Additional mergers and acquisitions (M&A) are not off the table either. 

“We remain on the offensive,” Jorden said. “If there are any assets that are more valuable in our hands, we’re going to jump at it…We know how to do this…Stay tuned; we’ll be active. We do have the organizational capacity to look over the fence. There are a lot of quality assets in our business, and quite frankly, they would be better in our hands than in others.”

Within two years of closing, annual general and administrative cost synergies were estimated at $100 million. The combined business is expected to have pro forma liquidity of $2.2 billion.

Cabot and Cimarex plan to build on their ongoing ESG efforts by, among other things, continuing to link executive compensation to ESG performance. Cabot CFO Scott Schroeder has been named CFO of the combined entity. The leadership team is to include executives from Cabot and Cimarex. The board would be evenly split, with five directors each from the current boards, including Dinges and Jorden.

More color about the new name of the company and change in management controls are expected in future filings. 

Questioning Rationale

The share price for both companies tumbled on Monday after the announcement, with each trading down near 7% at midday.

Cabot appeared well positioned to create value from its Marcellus assets without a merger, according to NGI’s Patrick Rau, director of Strategy & Research. 

“I get geographic and commodity diversification, but investors can create that on their own by just buying shares of different companies. There aren’t many operational synergies here…” 

Cabot and Cimarex are “just cutting costs a bit by eliminating dual legal, sales and accounting departments, etc.,” he said. 
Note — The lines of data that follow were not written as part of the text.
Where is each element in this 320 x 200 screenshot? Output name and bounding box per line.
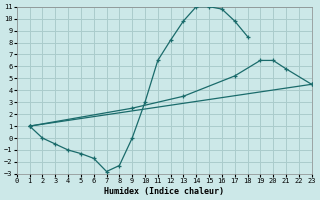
X-axis label: Humidex (Indice chaleur): Humidex (Indice chaleur) bbox=[104, 187, 224, 196]
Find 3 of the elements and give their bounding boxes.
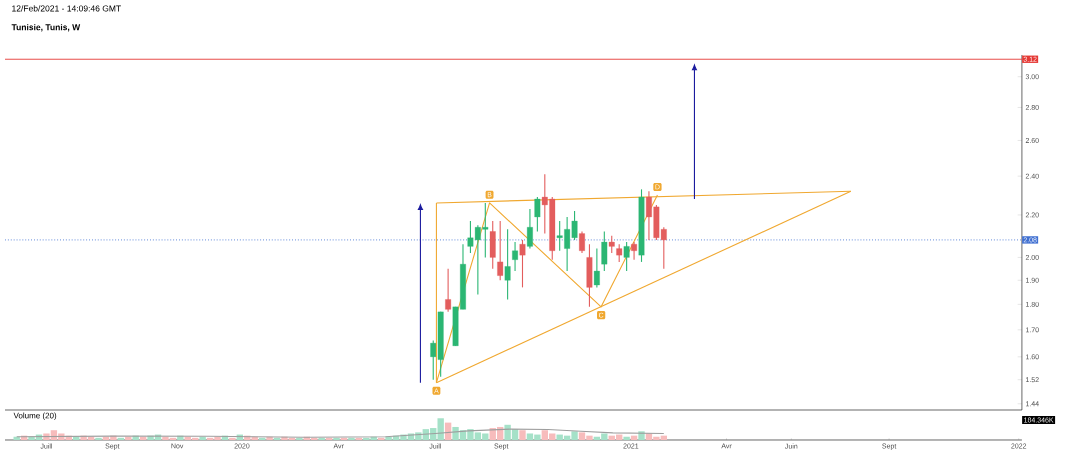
text: 12/Feb/2021 - 14:09:46 GMT [12,5,121,12]
chart-title: Tunisie, Tunis, W [11,23,81,32]
chart-title: Volume (20) [13,412,57,420]
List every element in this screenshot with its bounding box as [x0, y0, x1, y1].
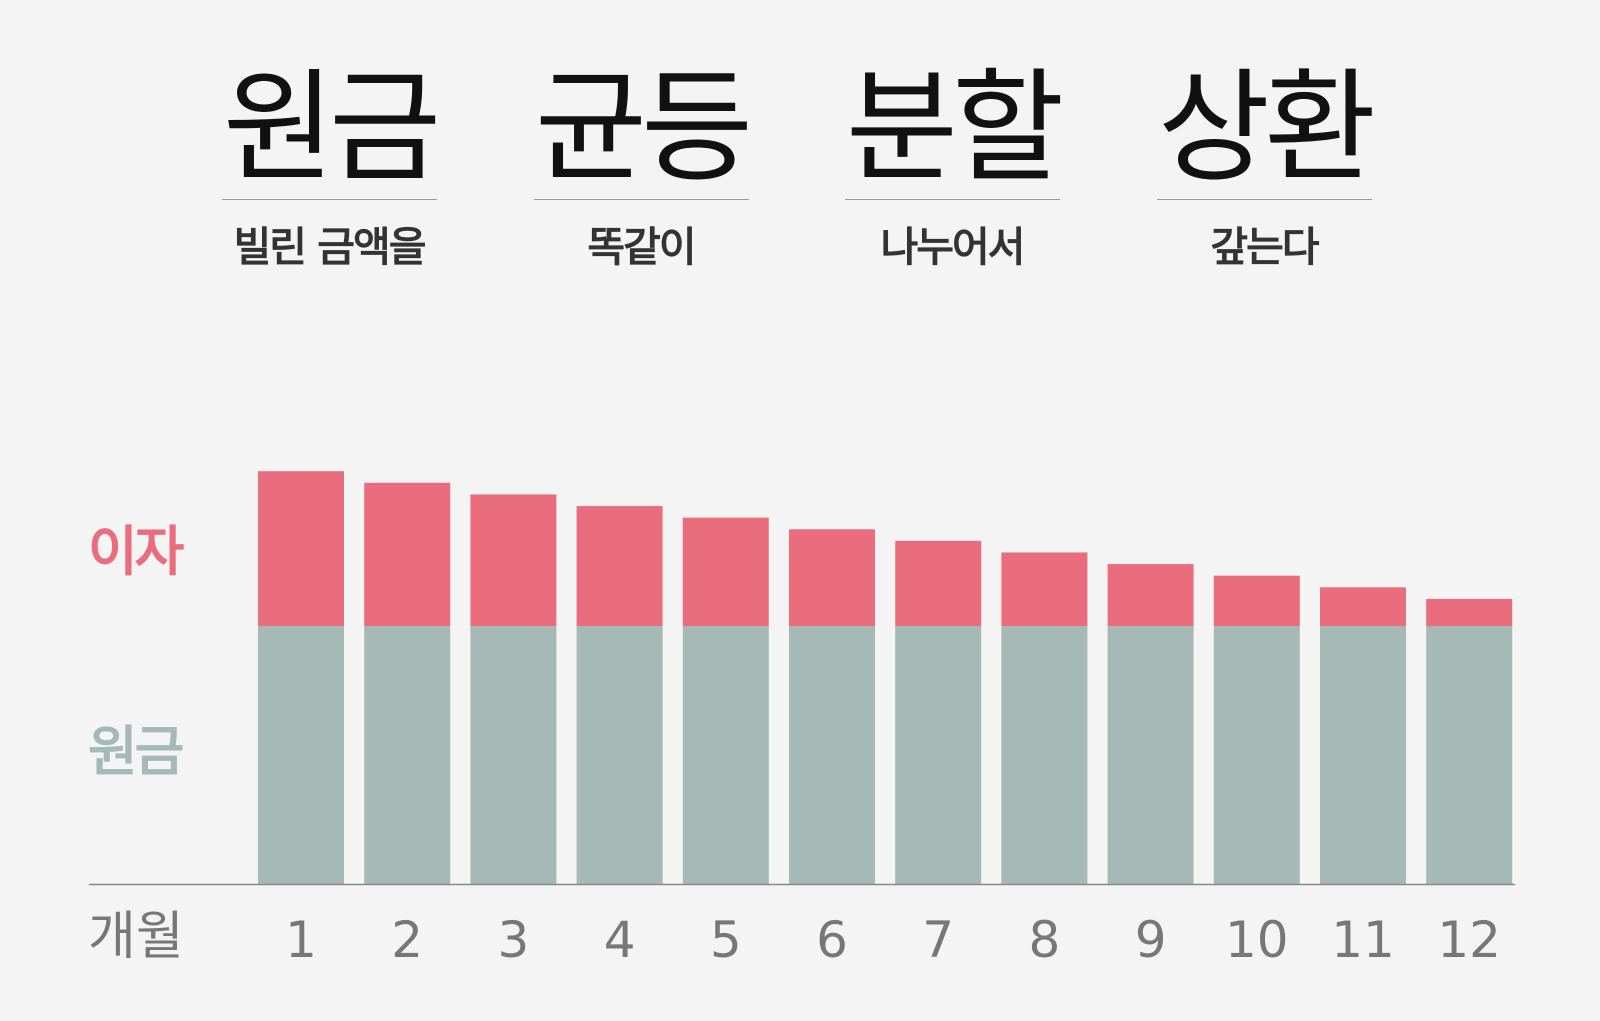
bar-interest-2: [364, 482, 451, 626]
bar-interest-11: [1320, 587, 1406, 626]
bar-interest-1: [258, 471, 344, 626]
bar-principal-3: [470, 626, 557, 884]
bar-interest-9: [1107, 564, 1194, 626]
title-word: 원금: [222, 57, 441, 199]
legend-principal-label: 원금: [88, 720, 184, 783]
x-tick-label-4: 4: [604, 911, 636, 969]
x-tick-label-11: 11: [1331, 911, 1395, 969]
bar-interest-6: [789, 529, 875, 626]
title-subtext: 빌린 금액을: [233, 223, 427, 271]
x-axis-label: 개월: [88, 907, 184, 967]
x-tick-label-2: 2: [391, 911, 423, 969]
x-tick-label-12: 12: [1437, 911, 1501, 969]
bar-principal-5: [682, 626, 769, 884]
x-tick-label-5: 5: [710, 911, 742, 969]
bar-principal-1: [258, 626, 344, 884]
bar-interest-7: [895, 540, 982, 626]
title-group-2: 균등 똑같이: [532, 57, 753, 274]
title-group-3: 분할 나누어서: [843, 57, 1064, 274]
bar-interest-8: [1001, 552, 1088, 626]
x-tick-label-1: 1: [285, 911, 317, 969]
bar-principal-12: [1426, 626, 1513, 884]
title-subtext: 똑같이: [587, 223, 696, 271]
title-divider: [533, 199, 749, 200]
bar-interest-3: [470, 494, 557, 626]
title-word: 분할: [845, 57, 1064, 199]
bar-principal-11: [1320, 626, 1406, 884]
title-group-1: 원금 빌린 금액을: [220, 57, 441, 274]
x-tick-label-9: 9: [1135, 911, 1167, 969]
x-tick-label-7: 7: [922, 911, 954, 969]
title-group-4: 상환 갚는다: [1155, 57, 1376, 274]
bar-principal-2: [364, 626, 451, 884]
x-tick-label-3: 3: [497, 911, 529, 969]
title-subtext: 나누어서: [880, 223, 1026, 271]
legend-interest-label: 이자: [88, 520, 184, 583]
bar-principal-8: [1001, 626, 1088, 884]
title-word: 상환: [1157, 57, 1376, 199]
x-tick-label-10: 10: [1225, 911, 1289, 969]
bar-principal-10: [1213, 626, 1300, 884]
bar-interest-4: [576, 506, 663, 626]
bar-principal-6: [789, 626, 875, 884]
title-subtext: 갚는다: [1210, 223, 1319, 271]
title-word: 균등: [534, 57, 753, 199]
bar-principal-4: [576, 626, 663, 884]
title-divider: [1156, 199, 1372, 200]
x-tick-label-6: 6: [816, 911, 848, 969]
x-tick-label-8: 8: [1028, 911, 1060, 969]
title-divider: [221, 199, 437, 200]
bar-principal-9: [1107, 626, 1194, 884]
bar-interest-5: [682, 517, 769, 626]
bar-principal-7: [895, 626, 982, 884]
bar-interest-10: [1213, 575, 1300, 626]
title-divider: [844, 199, 1060, 200]
bar-interest-12: [1426, 598, 1513, 626]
Rau said he wondered if this was a “kind of admission that Cabot didn’t want to be viewed as a ‘boring ‘ol utility…with tons of free cash flow and dividends but no real excitement. If so, is this a sign or a fear that producers have swung too far to the conservative side of the risk-return spectrum in the eyes of investors? 

“Cabot was well on track to create strong free cash flow and positive returns on invested capital on its own. Did they really need to do this?

“I see their logic for it, but I’m not buying it.”

Enverus senior M&A analyst Andrew Dittmar said the “deal comes as a bit of surprise and may have a less clear story to tell investors.” Previous mergers “have generally involved in-basin consolidation with its easy readthrough to economies of scale and efficient operations.”

Some investors, Dittmar said, “may wonder why in-basin opportunities weren’t pursued ahead of a surprising multi-basin deal.”

Public producers generally “have been more likely to exit toward single-basin status than strike out into new areas,” he said. For example, Oasis Petroleum Inc. recently announced it would sell off its Permian assets to focus on the Williston Basin.

Cimarex and Cabot each “bring something unique to the table as they work to add up to an accretive deal,” Dittmar said. “Cabot’s perceived weakness was its longer-term inventory runway.” 

However, Cimarex’s Permian position “addresses inventory concerns, while adding the ability to shift capital expenditures between gas and oil depending on the relative performance of the commodities.”

The combination would shift the Cimarex commodity mix “substantially toward gas (79% pro forma versus 42% currently) showing a bullish outlook for the commodity at this point. Cimarex’s Anadarko position would seemingly play a minor role in the combined company.”

Tudor, Pickering, Holt & Co. (TPH) analysts last Friday had recommended that clients “looking to safely own the upside to gas” consider Cabot because of its “best-in-class balance sheet and ability to pay out a significant portion of FCF in the form of dividends in ‘21 and ’22.”

TPH analysts had said a “combination of rising gas prices and limited need for further debt reduction” would “open the door” for an additional bump to returns to Cabot shareholders.